May be, I need to set up some sysctl's to avoid such behaviour, or may be it's an error?

More information could be provided by request.

Also, on 7.3 vbetool works perfectly.

Thanks for the attention.


----------



## cingeyedog (Jan 9, 2011)

*Solution*

The problem has to do with the No Zero Mapping Security feature (http://security.freebsd.org/advisories/FreeBSD-EN-09:05.null.asc).  This was turned on by default in FreeBSD 8.0+

To turn it off:
[cmd=]sysctl security.bsd.map_at_zero=1[/cmd]

To turn it back on:
[cmd=]sysctl security.bsd.map_at_zero=0[/cmd]

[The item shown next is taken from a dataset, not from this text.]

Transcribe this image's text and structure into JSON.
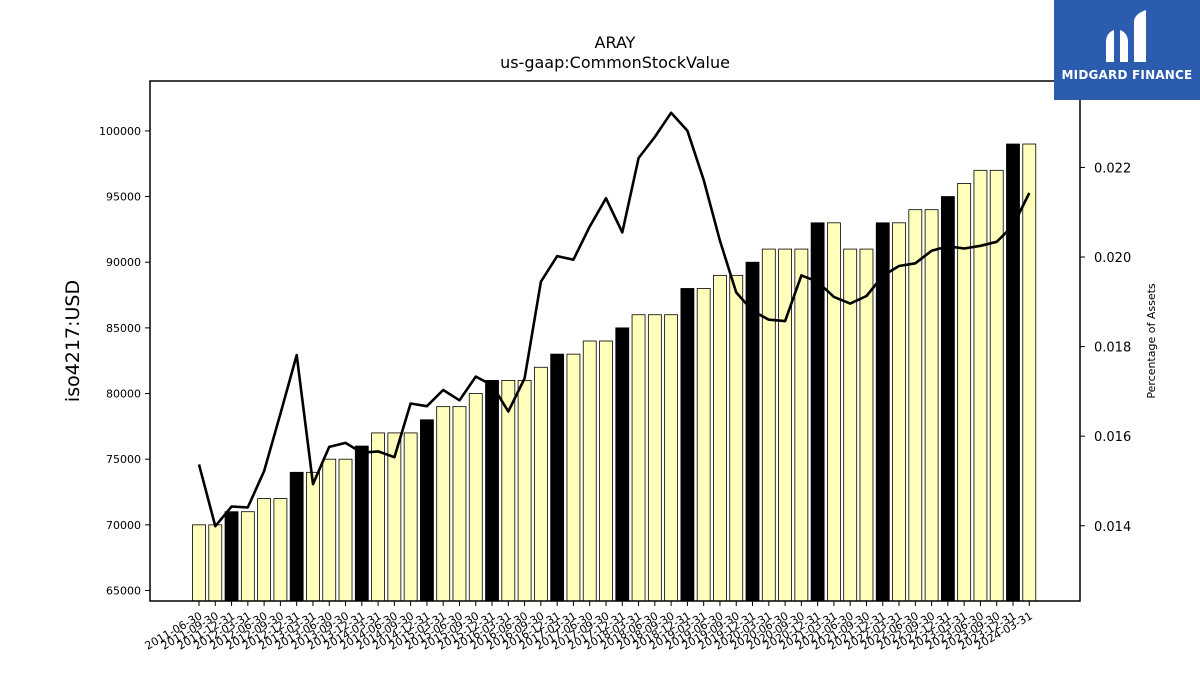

I am using vbetool to turn off my laptop monitor.  So I just made and alias to turn off the security feature, turn off the monitor, then turn the security feature back on.  And like wise to turn the monitor back on.

Turn off monitor:
`sysctl security.bsd.map_at_zero=1 ; /usr/local/sbin/vbetool dpms off ; sysctl security.bsd.map_at_zero=0`

Turn on monitor:
`sysctl security.bsd.map_at_zero=1 ; /usr/local/sbin/vbetool dpms on ; sysctl security.bsd.map_at_zero=0`


----------